Wednesday, March 23, 2011

Interview with Kenneth Hershon M.D.


Here are my notes I took when Dr Hershon was interviewed by Mimi Pham of Weeden.

Glossary: PFE – Pfizer, PFT – Pulmonary function test, COPD - Chronic obstructive pulmonary disease

Dr Hershon’s practice:

-- ADA recognized teaching hospital.
-- managed 10000 patients, higher portion of Type 1 (25%), type 2 (75%)
-- 20-25% of Type 2 are on basal insulin, in combination with Oral agents
-- patients a week - 70-90
-- done lots of phase trials of afrezza (2 & 3)
-- short, 3 mo, smaller/larger..8-10 trials using Afrezza, avg of 7-8 patients/trial.

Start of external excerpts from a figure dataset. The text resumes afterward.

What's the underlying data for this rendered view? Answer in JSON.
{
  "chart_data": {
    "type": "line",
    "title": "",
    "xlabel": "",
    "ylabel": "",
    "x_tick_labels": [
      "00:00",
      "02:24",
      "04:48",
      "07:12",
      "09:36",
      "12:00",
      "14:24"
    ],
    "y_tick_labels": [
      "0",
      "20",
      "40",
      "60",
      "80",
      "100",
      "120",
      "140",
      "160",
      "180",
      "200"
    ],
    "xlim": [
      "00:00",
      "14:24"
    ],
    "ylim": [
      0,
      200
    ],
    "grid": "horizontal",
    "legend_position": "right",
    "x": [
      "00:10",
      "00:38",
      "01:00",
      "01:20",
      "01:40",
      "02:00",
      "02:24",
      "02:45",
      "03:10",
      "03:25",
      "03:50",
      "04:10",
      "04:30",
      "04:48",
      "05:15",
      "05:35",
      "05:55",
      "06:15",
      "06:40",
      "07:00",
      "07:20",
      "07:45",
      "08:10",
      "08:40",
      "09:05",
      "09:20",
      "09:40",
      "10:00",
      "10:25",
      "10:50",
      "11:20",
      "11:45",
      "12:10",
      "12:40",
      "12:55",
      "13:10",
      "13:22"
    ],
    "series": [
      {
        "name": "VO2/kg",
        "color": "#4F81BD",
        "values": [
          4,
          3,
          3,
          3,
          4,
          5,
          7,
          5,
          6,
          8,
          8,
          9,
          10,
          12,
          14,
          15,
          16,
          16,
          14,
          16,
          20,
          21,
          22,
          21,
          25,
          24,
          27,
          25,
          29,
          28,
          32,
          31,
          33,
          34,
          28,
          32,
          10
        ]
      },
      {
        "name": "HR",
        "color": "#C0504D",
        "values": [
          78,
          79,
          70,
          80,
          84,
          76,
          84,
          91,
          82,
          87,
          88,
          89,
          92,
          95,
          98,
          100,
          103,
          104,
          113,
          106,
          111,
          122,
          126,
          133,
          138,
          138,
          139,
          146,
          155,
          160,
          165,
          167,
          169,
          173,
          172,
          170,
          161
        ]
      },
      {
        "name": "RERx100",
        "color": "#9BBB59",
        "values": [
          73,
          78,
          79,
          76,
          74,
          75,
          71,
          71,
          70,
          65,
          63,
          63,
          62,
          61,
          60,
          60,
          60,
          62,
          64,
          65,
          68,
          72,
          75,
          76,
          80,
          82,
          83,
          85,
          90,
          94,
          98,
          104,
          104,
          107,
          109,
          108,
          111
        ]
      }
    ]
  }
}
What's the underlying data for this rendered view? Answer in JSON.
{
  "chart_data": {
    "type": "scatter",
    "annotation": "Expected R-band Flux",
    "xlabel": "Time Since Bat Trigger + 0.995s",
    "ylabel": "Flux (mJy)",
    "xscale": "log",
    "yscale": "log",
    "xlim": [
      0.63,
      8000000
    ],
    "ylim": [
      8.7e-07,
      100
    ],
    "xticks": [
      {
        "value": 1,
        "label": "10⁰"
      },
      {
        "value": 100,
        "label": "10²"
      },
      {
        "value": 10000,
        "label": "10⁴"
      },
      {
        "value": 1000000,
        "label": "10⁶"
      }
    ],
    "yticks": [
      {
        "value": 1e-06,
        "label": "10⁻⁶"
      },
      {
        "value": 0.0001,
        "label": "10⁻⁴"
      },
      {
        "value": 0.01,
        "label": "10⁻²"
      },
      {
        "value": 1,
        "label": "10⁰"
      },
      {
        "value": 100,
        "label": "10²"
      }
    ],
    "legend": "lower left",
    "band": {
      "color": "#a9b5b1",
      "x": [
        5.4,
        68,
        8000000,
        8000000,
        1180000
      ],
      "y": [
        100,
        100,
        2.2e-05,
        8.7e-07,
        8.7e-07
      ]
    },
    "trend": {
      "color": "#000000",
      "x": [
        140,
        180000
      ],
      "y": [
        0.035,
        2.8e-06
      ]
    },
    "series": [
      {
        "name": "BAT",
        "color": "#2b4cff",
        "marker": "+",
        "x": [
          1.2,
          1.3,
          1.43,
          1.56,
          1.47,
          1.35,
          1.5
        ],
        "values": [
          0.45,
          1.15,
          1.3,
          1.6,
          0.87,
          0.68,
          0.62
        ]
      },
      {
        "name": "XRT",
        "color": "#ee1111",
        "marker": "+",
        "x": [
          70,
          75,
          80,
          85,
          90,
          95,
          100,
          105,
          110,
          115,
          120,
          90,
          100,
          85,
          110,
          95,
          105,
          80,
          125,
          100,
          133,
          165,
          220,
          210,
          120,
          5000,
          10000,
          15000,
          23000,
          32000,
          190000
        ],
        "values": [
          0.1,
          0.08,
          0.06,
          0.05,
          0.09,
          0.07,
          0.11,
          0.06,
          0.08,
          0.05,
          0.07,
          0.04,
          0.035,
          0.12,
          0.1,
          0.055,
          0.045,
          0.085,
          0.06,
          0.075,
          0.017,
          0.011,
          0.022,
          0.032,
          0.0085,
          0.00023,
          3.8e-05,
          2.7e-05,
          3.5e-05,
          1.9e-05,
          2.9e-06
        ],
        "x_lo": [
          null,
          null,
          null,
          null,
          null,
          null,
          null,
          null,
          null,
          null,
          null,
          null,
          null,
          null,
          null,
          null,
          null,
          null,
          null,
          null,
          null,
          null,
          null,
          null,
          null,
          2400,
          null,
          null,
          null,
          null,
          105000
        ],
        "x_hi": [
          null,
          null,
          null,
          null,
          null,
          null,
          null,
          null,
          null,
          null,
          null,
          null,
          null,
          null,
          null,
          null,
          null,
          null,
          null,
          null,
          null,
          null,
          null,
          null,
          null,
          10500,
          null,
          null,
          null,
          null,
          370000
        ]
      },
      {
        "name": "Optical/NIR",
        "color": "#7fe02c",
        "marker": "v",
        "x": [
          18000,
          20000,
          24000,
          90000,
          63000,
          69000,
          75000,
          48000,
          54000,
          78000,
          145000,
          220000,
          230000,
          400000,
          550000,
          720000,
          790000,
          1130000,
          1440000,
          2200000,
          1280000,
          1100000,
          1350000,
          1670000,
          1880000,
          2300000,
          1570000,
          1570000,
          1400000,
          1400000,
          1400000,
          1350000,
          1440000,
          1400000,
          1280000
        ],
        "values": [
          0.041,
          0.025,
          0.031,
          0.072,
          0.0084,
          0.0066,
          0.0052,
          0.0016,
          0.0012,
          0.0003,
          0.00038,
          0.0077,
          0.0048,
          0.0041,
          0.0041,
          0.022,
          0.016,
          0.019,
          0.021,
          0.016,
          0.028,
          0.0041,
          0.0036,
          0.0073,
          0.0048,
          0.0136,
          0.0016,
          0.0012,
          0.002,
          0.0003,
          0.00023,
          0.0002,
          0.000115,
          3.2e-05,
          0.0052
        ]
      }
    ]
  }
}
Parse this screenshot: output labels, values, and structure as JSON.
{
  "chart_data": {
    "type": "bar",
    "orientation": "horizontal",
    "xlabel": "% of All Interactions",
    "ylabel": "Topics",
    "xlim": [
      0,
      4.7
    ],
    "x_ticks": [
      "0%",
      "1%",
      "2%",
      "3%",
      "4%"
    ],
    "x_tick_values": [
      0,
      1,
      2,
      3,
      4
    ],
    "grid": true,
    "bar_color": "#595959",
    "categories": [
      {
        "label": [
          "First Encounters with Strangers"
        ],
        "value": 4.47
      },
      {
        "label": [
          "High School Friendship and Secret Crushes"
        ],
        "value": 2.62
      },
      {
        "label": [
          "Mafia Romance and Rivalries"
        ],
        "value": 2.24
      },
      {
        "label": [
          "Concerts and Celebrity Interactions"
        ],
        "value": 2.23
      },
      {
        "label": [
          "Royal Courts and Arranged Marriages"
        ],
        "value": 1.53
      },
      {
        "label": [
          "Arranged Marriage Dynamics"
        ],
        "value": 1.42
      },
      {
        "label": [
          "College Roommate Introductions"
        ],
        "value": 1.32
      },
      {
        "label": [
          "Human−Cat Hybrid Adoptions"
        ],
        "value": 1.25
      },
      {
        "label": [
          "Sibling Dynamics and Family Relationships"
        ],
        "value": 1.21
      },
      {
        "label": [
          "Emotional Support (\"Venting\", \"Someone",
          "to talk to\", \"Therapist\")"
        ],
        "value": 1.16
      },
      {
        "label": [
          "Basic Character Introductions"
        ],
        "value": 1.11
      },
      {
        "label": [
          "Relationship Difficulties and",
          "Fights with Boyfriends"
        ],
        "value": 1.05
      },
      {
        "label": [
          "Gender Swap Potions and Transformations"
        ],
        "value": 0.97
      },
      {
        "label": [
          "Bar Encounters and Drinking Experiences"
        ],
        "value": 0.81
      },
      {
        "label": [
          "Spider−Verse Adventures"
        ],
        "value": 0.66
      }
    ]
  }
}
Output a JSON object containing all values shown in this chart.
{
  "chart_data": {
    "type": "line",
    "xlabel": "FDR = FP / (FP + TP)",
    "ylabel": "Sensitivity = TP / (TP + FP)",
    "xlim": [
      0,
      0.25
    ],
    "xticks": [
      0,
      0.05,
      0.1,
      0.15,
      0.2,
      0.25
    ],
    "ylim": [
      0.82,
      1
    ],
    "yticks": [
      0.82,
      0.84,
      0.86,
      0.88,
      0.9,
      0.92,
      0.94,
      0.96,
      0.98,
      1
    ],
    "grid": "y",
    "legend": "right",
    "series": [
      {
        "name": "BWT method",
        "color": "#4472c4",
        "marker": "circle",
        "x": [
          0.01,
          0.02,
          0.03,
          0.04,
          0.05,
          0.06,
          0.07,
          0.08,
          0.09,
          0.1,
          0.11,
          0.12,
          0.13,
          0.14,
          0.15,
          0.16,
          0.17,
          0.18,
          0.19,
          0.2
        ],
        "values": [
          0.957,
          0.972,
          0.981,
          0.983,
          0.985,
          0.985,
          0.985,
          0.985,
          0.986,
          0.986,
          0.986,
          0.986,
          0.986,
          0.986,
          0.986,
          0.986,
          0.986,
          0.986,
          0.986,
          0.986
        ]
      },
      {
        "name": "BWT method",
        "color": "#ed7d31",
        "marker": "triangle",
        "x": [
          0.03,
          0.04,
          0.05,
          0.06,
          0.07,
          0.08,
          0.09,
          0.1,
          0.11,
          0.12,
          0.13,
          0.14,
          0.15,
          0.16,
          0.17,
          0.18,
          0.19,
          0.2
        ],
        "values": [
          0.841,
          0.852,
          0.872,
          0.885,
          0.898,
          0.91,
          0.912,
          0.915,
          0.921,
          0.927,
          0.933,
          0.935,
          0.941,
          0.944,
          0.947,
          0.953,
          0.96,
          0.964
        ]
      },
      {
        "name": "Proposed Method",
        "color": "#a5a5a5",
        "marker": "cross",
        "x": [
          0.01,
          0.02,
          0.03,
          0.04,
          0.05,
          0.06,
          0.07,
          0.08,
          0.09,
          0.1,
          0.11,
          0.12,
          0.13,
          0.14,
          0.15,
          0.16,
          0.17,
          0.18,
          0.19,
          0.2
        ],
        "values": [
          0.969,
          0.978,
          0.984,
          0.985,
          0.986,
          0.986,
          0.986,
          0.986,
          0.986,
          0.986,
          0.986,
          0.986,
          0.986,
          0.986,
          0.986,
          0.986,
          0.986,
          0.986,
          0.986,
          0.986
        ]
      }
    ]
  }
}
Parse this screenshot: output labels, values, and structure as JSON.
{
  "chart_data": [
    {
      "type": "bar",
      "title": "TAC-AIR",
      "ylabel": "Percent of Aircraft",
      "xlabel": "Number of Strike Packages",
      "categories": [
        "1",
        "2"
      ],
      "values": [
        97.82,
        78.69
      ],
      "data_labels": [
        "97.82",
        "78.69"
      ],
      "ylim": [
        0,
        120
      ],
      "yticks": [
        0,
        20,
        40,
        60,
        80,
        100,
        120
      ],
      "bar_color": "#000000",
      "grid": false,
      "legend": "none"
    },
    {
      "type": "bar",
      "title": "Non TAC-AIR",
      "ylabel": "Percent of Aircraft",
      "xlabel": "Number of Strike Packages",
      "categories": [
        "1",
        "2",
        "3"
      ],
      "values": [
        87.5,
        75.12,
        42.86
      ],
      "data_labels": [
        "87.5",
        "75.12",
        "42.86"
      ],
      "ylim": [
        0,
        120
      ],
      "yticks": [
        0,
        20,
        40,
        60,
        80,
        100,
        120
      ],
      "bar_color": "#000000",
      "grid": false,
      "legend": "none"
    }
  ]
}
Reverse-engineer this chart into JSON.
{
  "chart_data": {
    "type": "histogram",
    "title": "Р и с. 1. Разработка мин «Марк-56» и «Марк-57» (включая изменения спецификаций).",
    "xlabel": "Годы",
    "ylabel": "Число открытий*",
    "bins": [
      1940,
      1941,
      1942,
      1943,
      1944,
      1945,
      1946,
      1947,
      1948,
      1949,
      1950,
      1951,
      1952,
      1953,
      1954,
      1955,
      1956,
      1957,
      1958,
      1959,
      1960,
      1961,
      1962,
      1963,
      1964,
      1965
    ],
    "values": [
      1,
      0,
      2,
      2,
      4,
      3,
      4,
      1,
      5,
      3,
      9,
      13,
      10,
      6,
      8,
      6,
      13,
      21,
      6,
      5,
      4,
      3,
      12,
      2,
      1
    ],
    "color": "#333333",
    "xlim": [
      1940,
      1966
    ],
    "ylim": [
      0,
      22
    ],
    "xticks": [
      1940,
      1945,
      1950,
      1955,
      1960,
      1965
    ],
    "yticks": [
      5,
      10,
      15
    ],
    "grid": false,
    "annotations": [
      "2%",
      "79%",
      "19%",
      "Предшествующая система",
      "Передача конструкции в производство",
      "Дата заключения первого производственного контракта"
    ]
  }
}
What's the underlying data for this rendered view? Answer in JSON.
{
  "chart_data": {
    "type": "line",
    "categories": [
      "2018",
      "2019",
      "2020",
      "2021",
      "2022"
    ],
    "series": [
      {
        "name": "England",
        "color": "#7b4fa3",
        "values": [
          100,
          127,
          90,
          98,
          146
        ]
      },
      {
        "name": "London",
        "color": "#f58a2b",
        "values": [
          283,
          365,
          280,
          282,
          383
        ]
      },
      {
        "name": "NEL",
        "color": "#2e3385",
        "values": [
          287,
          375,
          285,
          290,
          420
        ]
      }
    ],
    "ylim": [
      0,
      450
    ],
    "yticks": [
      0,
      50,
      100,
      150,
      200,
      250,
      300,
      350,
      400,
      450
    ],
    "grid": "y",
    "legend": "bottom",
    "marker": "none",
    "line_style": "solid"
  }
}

Some trials 60-80 also
-- Afrezza used in type 1 & 2

About Afrezza

-- Likes -
  size was a plus
  pts tended to use it for snacks
  one pt used it despite the cough
  pts said they wanted to use it ; asked where they can find it and use it forever
-- Dislikes about Afrezza -
  not definitive with dosing (pts with finely tuned control )
  Dr. concerned about pts who need very fine tuning, as Afrezza is not accurate enough (not an issue for Type 2)
-- They did both the 1st and 2nd generation (short trials comparing)
-- some pts in extension trials were switched from 1 to 2; they liked both
-- both devices (1 & 2) are essentially the same, only diff is the size
-- for exubera, the reality is, not that patients didn't like it, the docs didnt like it.
-- in our practice, the nurse spent 15 mins to teach exubera usage,
-- docs don't like the PFT issue (for exubera)
MNKD should take the product directly to the patient.

About Exubera

exubera launch:
  right list is small
  wrong list:
     PFE doesn't know diabetes,
     gave it to a group of reps, had no contacts/connections with endos
     PFE had the notion that the whole world was waiting for them
     didn't deal with the issues of PFT
     if they had told docs how to make $ off doing PFT's , could have been better
     PFE didn't go to the consumer first (only before a week pulling it out)
     Going to the doc was wrong, also went to academic guys first
     Pulmonary testing
     a. both pfe & mnkd trials, in both inhaled and non-inhaled, PFT goes down each year.
     b. in first 3 months, pft goes little bit more in first 3 months afrezza and then regular. it is reversible after afrezza stopped
     c. doc office, measure fev1; not expensive at all. test for copd
     d. for some pts, followup more
     e. in my practice, i'm happy to do pulmonary function test. this device is cheap, i can bill for that. this can become a profit center
     f. pft device costs couple of hundreds; you've to explain this to the doc; so it doesn't become a barrier
     g. Dr. Herhshon thinks, if explained right, it shouldn't be a barrier
-- pts on exubera , upon pull out - disappointed would be an understatement; some stock piled it- had almost for a year
-- some were switched over to afrezza; one drives from philly, manhattan to Long Island to stay on afrezza; one ball player is on afrezza
-- pts very motivated and likes afrezza
Who can take afrezza?
The biggest group is type 2 - not on good control (7-11 A1C), failing on two agents -
if PPG is high, they start using basal.
-- with afrezza, after 2 oral agents, I can start on Afrezza; anytime PPG is high, afrezza is very useful.
-- type 1 who don't want to go to pumps (pump is a better tool)
-- Afrezza can take 10% of type 2 market
-- MNKD should directly go to consumer
--                   directly go to nurse educators (as docs show resistance)
-- Nurse – On Friday afternoon nurse should educate patients
--product (afrezza) is a winner;
--this has a faster uptake compared to RAA, which may have an ultimate advantage; how will mnkd verbalize it?
--shorter - some benefit ; its different from RAA in this aspect
-- more dosages are needed
-- mnkd needs to partner - lly, novo, aventis; they need reps who know insulin
-- the lung concern is more of theoretical concern, but how do you address it?